I have just been hired for a 6 month contract as a TV executive in London, for a quarter of the money I used to make. It only covers 50% of our overhead. But it's a fresh start, with a good company, and may lead to better things. I now have time to focus on the divorce.
My wife has hired an expensive London solicitor, whose main concern is to tell me I should not come back to the family home since I have now left it, and that I must write to him saying what proposals I wish to make. And wants my
form E as soon as possible.
The Form E is due to be filed with the court in a month. First hearing is late January. Her application for ancillary relief makes no acknowledgement of our changed circumstances and just requests all the money we used to spend 2 years ago. Her lover is a lawyer. I don't know if she is back with him or not...
If we sell everything we will have about £200K of equity, plus my pension of £150K and hers of £50K.
My questions are:
1) Any recommendations for a good solicitor in or near London? Concerned about hypocrisy and rhetoric about minimising costs, then the letters happen to fly at £300 a time, which has been my experience in other legal arenas, similar to most self-regulated professions. But you can;t negotiate a flat fee, which I understand. I of course feel wounded, but also understand that it's called no fault divorce for a reason. Am I right that adultery, wife's financial denial irrelevant to eventual outcome in financial and access orders? So desires for battle and revenge and vindication not helpful. Spoke to one famously aggressive solicitor, who usually acts for wives, who said move back in immediately. If she threatens to call the police, tell them to call me. I understand that I have the right to do this, and have never been violent, nor would ever be, so police not material, but feel it would be very upsetting for the children and I'm not sure what it would achieve in the long run. I get the argument that judges tend to affirm the status quo to minimise disruption for the children, but not sure that justifies the inevitable months of attrition under one roof. My friends are worried that I will be too conciliatory and need someone who yes won't go to war, but will be robust and firm. Say don't economise, get someone just as expensive and prominent. NOt sure that's good advice. While emotionally terrible, the legal issues seem relatively straightforward, yet you always hear about fathers feeling very badly treated by the courts. Not sure about this, and what to watch out for...

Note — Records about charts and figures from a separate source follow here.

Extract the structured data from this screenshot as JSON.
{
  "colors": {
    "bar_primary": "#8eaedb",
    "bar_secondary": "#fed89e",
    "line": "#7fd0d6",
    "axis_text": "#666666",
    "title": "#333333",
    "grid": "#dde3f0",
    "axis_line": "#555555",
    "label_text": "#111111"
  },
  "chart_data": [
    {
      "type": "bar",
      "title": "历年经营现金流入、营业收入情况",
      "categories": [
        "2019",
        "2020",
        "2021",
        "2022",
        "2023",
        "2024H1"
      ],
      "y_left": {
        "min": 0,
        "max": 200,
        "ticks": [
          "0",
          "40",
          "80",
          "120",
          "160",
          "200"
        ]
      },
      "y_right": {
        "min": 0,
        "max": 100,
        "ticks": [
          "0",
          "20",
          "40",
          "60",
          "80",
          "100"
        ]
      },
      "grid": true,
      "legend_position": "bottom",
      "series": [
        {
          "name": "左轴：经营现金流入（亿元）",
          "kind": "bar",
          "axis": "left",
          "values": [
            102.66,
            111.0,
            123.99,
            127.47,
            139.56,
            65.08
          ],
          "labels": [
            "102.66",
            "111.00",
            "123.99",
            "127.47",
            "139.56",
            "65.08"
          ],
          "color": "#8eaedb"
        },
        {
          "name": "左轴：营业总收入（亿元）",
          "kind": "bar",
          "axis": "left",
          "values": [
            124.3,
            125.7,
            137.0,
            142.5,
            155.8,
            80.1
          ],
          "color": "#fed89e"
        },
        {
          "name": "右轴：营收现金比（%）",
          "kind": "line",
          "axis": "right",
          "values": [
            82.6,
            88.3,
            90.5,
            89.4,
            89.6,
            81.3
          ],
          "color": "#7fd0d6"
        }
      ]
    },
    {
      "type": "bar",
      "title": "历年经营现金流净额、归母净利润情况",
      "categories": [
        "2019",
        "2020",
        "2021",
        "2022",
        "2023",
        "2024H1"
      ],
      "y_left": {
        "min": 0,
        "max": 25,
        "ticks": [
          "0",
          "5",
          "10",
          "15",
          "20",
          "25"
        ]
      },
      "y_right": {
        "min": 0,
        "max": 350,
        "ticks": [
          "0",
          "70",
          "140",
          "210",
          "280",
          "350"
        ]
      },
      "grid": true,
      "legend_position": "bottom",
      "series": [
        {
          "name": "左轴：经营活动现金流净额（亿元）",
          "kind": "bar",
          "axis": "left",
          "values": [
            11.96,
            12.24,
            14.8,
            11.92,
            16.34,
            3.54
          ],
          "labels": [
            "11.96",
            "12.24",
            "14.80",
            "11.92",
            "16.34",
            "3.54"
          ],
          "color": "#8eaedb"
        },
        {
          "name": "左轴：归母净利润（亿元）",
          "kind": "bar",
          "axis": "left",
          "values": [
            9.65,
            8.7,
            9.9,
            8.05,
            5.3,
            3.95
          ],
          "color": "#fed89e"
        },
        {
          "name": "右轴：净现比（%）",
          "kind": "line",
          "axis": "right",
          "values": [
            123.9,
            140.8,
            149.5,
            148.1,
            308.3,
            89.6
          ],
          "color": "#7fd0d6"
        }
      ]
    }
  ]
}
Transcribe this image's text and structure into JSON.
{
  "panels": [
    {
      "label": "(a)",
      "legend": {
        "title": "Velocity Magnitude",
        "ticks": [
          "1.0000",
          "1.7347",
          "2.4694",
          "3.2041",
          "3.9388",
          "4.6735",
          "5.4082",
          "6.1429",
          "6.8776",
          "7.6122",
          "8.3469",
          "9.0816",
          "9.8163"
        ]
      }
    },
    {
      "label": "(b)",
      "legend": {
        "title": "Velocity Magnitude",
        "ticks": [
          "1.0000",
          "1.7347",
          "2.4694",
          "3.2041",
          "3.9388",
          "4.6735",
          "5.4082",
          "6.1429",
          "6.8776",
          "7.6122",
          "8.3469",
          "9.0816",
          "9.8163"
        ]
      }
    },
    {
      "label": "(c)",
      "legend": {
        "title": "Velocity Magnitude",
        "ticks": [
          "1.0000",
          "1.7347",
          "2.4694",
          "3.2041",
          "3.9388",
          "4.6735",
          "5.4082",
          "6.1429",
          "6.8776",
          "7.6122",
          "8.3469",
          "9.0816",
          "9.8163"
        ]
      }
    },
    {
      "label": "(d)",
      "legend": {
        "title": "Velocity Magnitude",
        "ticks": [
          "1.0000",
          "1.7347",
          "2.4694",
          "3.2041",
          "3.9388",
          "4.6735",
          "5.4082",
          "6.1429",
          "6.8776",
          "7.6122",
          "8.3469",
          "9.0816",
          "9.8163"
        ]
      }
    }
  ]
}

2) Until properties can be sold (difficult in this market) I'm currently living in a 20' x 20' studio flat, which I feel is unsuitable for the children to stay with me. Is it reasonable to suggest that we alternate weekends being with the children in the family home? My wife's parents have a house nearby where she could stay.
3) Can I stipulate that her lover is not to visit or stay in the family home? He is a former lawyer, does not now work, lives in a large house given to him by his wealthy ex-wife, who pays all their children's expenses, and gives him an allowance for life. Yes, I know...
4) I'm sure I don't know what else I don't know, since doing this for the first time - what else should I be thinking about? Thanks in particular for any thoughts.
That's it - sorry so long. Best of luck to all here and thanks for the site. Trying to take the Road Less Traveled to minimise bitterness and cost, and to remember that our children will always need and love us both. Very grateful for any feedback or advice from any of you further along the road with better vision, experience and perspective.